アトリエ雑記…肖像画職人の徒然草/161129

 【晴】《28日の続き》
 荷物をつけたままで、どうにか自転車を立ててヒロやんを助けたが、そのままで街道に戻すのは無理だと諦めて、細引きで荷台にガッシリと縛りつけてあるのを苦労して解き外し、荷はヨッさんとハルさんと私で、自転車はヒロやんが街道まで運びあげた。

「田んぼが乾いていたから荷を汚さずに済んだが、もし泥で汚してみろ、ここから足利まで引っけえしだぞ。このデレスケが」

 ヨッさんはひとまず安心したのか、ホッとした顔でヒロやんに毒づいた。

「本当だ、ダメだぞヒロ。オメの足の骨一本くれえ折っぺしょれたって何の事もねえが、荷を汚したら面子丸潰れだぞ」とハルさん。

「大丈夫だよ。このくれえでケガしてるようじゃ、コーヤ(染屋)の職人はつとまらねえよ」

 ヒロやんは少し意地を張ったような見栄を切って腕まくりした。

 休む間もなく荷を自転車に積み直すと、私達は慎重に自転車を発進させ、まだ遠い届け先へと出発した。

 大荷物を積んだ自転車は、乗り出す時と止まった時が一番倒れやすいのだ。

 ヒロやんはさっきの失態がよほど気になったのか、その後はめっきりと言葉が少なくなり、代って前を走るヨッさんとハルさんが、気楽な世間話を笑いをはさみながら交し続けた。
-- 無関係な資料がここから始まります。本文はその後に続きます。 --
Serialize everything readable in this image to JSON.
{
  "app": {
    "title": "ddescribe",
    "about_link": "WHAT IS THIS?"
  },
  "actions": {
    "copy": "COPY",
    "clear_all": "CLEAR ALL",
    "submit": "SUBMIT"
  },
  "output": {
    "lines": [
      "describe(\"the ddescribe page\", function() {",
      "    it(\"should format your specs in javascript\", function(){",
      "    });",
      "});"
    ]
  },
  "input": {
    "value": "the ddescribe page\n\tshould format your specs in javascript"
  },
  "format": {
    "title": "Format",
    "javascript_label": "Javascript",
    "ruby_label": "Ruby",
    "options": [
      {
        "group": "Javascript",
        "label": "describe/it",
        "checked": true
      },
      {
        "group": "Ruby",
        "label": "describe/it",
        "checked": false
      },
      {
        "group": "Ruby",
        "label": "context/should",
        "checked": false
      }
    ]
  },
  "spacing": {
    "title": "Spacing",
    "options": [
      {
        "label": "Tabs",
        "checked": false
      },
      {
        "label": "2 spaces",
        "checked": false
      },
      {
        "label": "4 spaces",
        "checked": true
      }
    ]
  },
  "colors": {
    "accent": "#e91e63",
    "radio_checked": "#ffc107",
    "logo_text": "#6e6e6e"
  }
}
 一番うしろを夢中でついて行く私には、二人の会話の内容はよく分からなかったが、甘柿も確かに美味しいが、渋を抜いた樽柿はもっと美味いとか、一生に一度でいいから、バナナを死ぬほど食べてみたいとか、その気になればゆで卵を水も塩もなしで10個食えるとか食えないとか、そんな話のようであった。

 私はゆで卵を10個も水なしで食べるなんて、とても無理だと心の中で思ったが、それを口にする余裕などなかった。
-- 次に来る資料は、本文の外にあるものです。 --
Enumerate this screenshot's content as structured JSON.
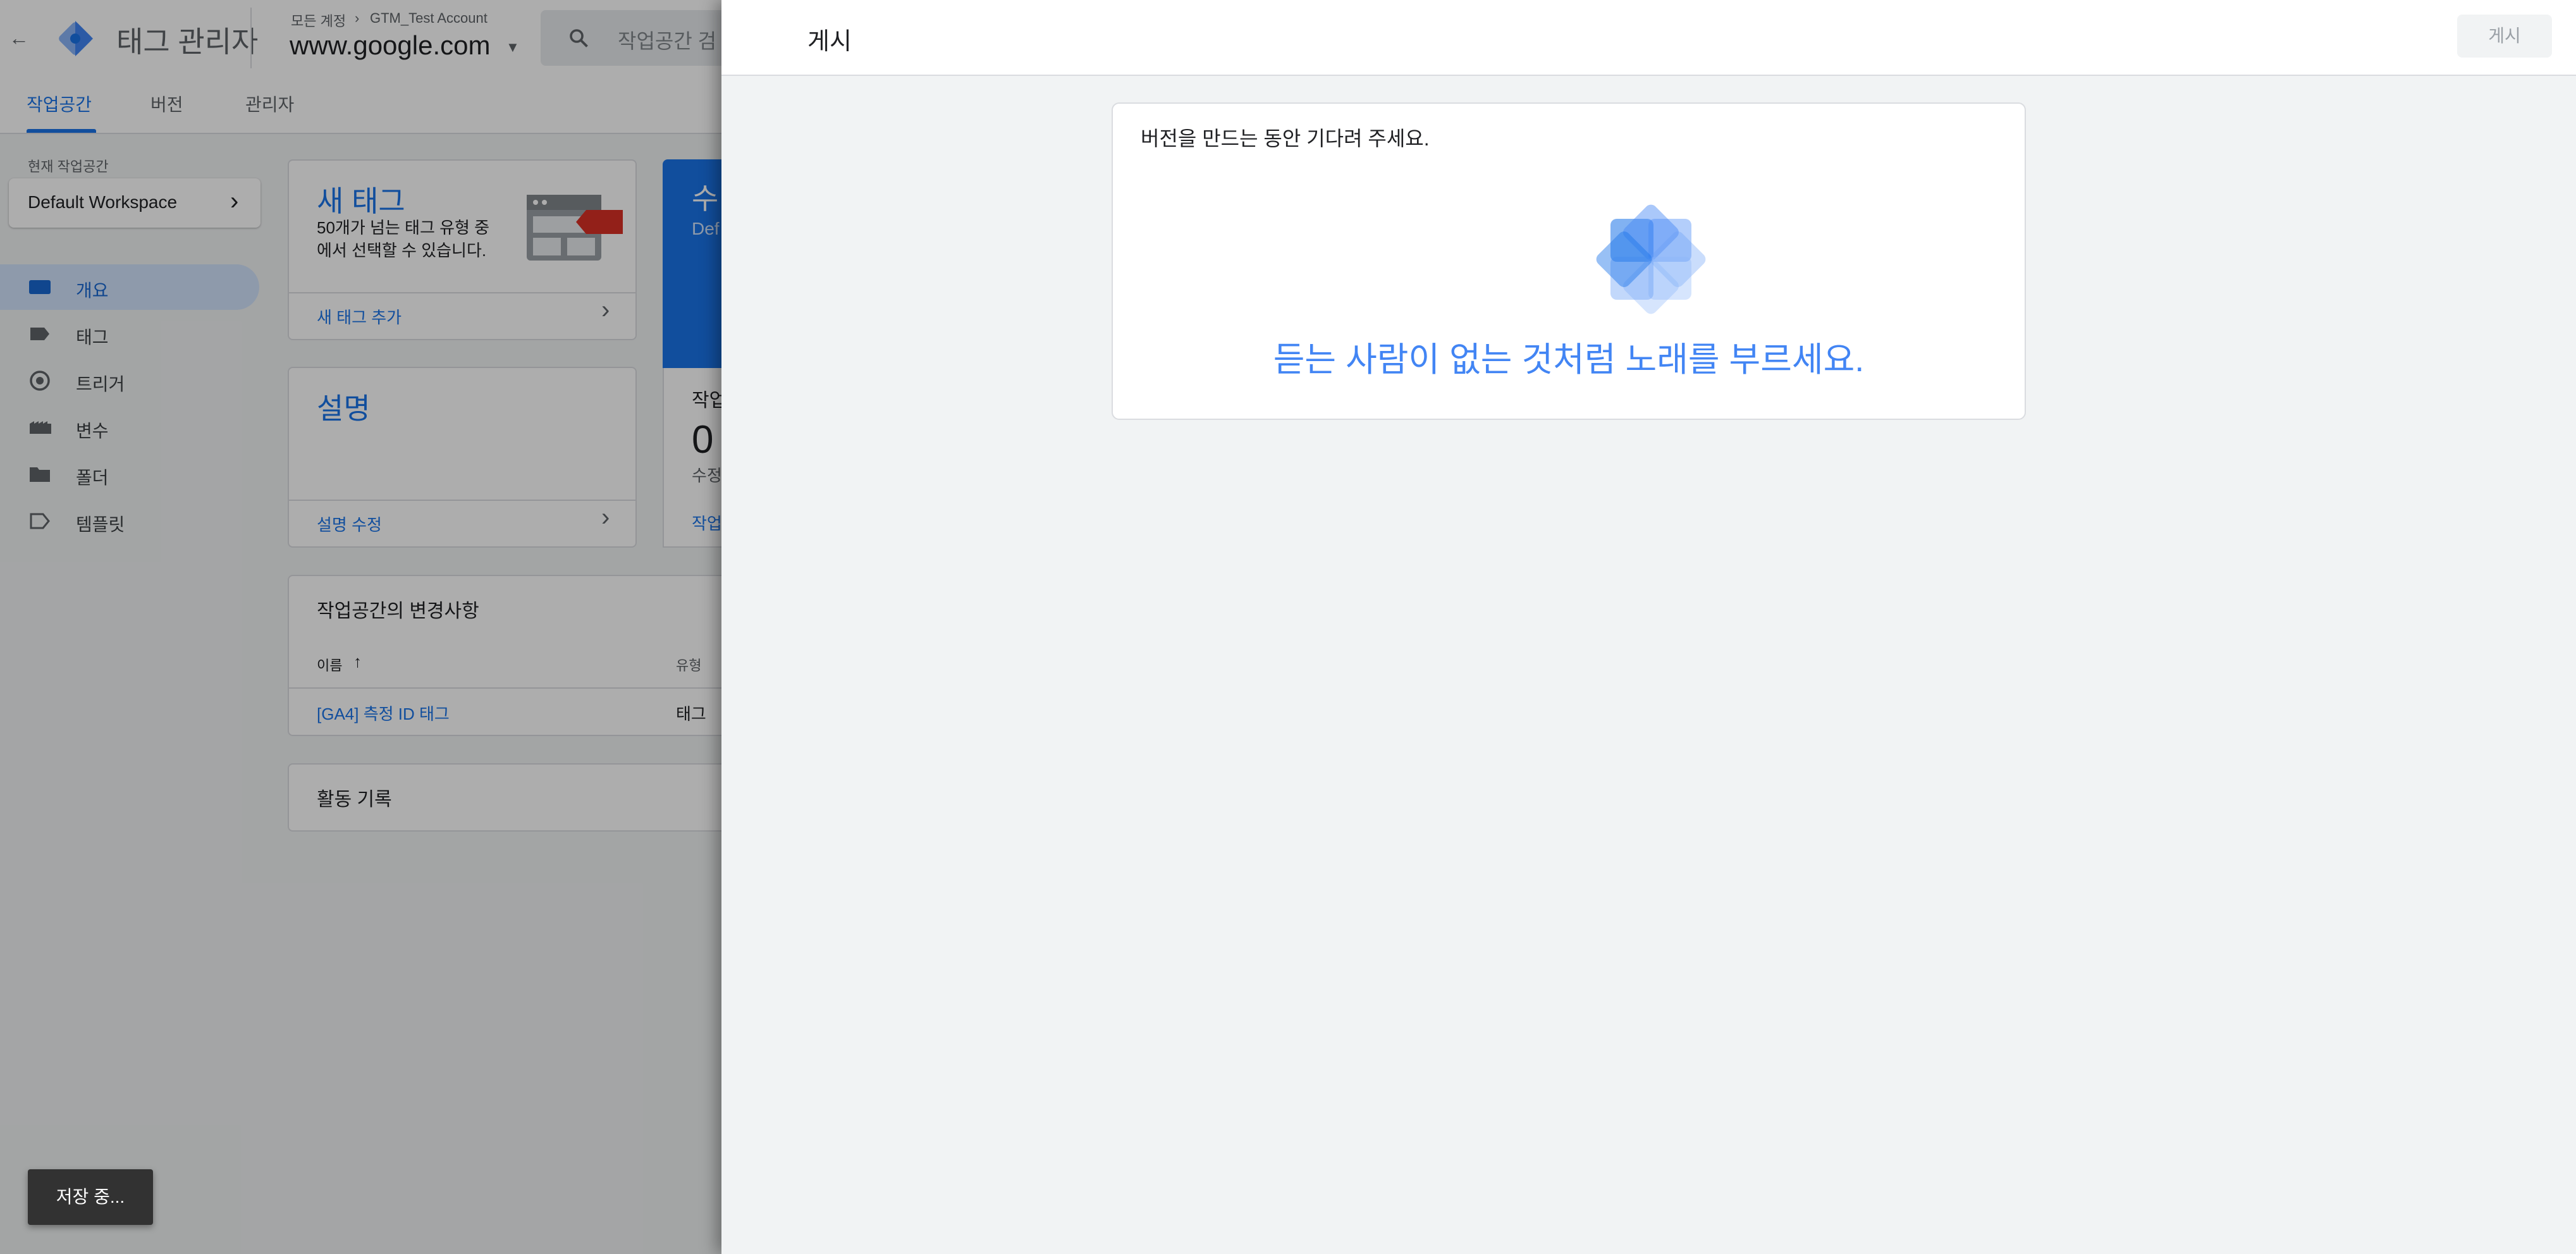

 街道は南へ南へとどこまでも続き、陽は次第に傾いて、少しうしろに下がった金山の上の雲が、さっきよりもずっと濃い橙色に染まっていた。

「ねえヒロやん、小泉はまだ遠い?」

 私は恐る恐る前を行くヒロやんに声を掛けた。

「さっき沖ノ郷を過ぎたからもう直ぐだ。あと30分位かな」

「30分は無理だんべ。俺達だけならそんなもんだが、今日は晃ちゃんがいるからな」

 ヨッさんが前から皆に聞えるように大声で教えてくれた。

 その時、私達の脇をカーキ色のジープが列を作って走り過ぎて行った。

「ヒャッホー」「ヘーイ」「タイヘンね」
軍服姿の若い兵達達が、私達に向かって奇声をあげる。

「ハロー、サンキューね」

 ヒロやんが場慣れした調子で明るく答えると、兵隊達は手を振って走り去って行った。

 私はビックリしてもう少しで転びそうになったが、いつもは少し馬鹿にしていたヒロやんが、アメリカ兵と話をしたのを見て、すっかり度肝を抜かれてしまった。